Pendant que sa mère raconte un épisode où elle est tombée avec Aline dans un escalier -la mère s’est fracturée le poignet- ainsi que d’autres épisodes de chutes, Aline saisit un œuf en pierre qui se trouve sur mon bureau et le laisse tomber, après quoi elle va se coucher avec l’œuf. Je dis à la mère que c’est comme cela que les enfants témoignent d’un avortement. Pour moi les chutes graves des enfants dans les escaliers se réfèrent souvent à un avortement de la mère. Aline fait ensuite de nombreux dessins  avec des 9 et des C. Puis toute une série de dessins avec des lettres et des chiffres. Elle en fait un nombre incalculable. Je sais alors qu’elle est en train de négocier le stade anal, c’est-à-dire la structuration de la pensée et la canalisation de l’agressivité anale par un système de signes et de classements. C’est ainsi que les grands obsessionnels canalisent dans leurs actes obsessionnels, les angoisses de mort et d’agressivité. A la différence d’Aline, ils sont adultes et coincés à ce stade tandis que je pense qu’Aline va pouvoir le traverser, et en sortir.

Je voulais témoigner de ce travail en cours à propos de l’autisme ; j’ai eu l’accord des parents d’Aline qui souhaitent faire ainsi avancer les choses dans ce domaine. Ma démarche thérapeutique est d’aider Aline à retraverser les stades de sa petite enfance en repartant de là où elle s’était arrêtée, à l’âge d’environ un an- un an et demi, ce qui se témoigne dans la plupart des comportements et des dessins. Elle est donc entrain de repasser par les stades précoces du non, du refus ; elle prend possession de son corps, le nomme comme le fait un enfant de deux ans, et si elle continue à travailler avec moi et ses parents, on peut raisonnablement espérer qu’elle récupère peu à peu, en traversant les étapes qu’elle n’a pas pu traverser, un maximum d’aspects normaux chez une enfant de son âge, c’est-à-dire sept ans.

L’intégration du père représentera un gros travail, qui nous amènera à le faire entrer beaucoup plus dans le processus thérapeutique, de façon à ce qu’Aline puisse avoir par exemple accès à la phase du tiers et de l’Œdipe, qui marque le début de la socialisation réussie.

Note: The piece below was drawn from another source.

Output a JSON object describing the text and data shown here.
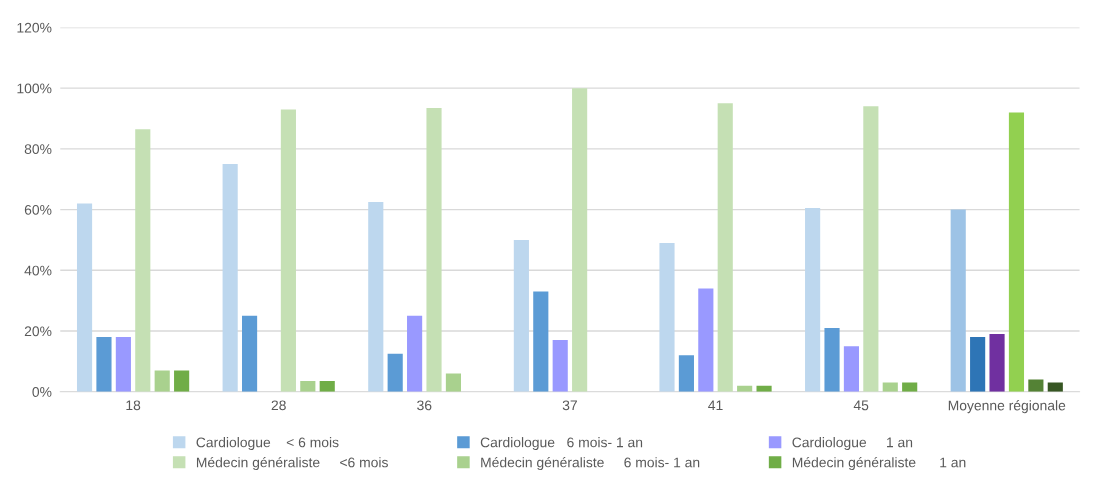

J’espère que ce témoignage pourra contribuer à montrer qu’il y a un avenir pour l’autisme dans le travail psychanalytique, à condition que ce travail prenne en compte les avancées de la psychanalyse transgénérationnelle. Je ne crois pas que la psychose, les troubles obsessionnels graves ou l’autisme soient en général le résultat d’une enfance qui s’est mal passée : sinon il y en aurait beaucoup plus et il faut avoir rencontré des « résilients » pour comprendre qu’on peut relativement bien s’en sortir avec des conditions précoces très difficiles. Les autistes sont à mon sens porteurs des traumas de leurs parents ou de leurs ancêtres, ou des deux comme il me semble pour Aline. Et mon expérience avec les enfants gravement atteints psychiquement m’a montré qu’il fallait parfois en trouver l’origine à plus de trois générations antérieures. Aline qui est "dans les structures psychiques de sa mère" (l’originaire), ne porte pas son trauma de fille mais l'incorporation du trauma de sa mère. Lors des séances, en lui parlant de son propre trauma, la mère libère sa fille : elle évite à sa fille de prendre en elle ses traumas de mère. C'est une notion fondamentale de psychanalyse transgénérationnelle : l'enfant thérapeute de son parent.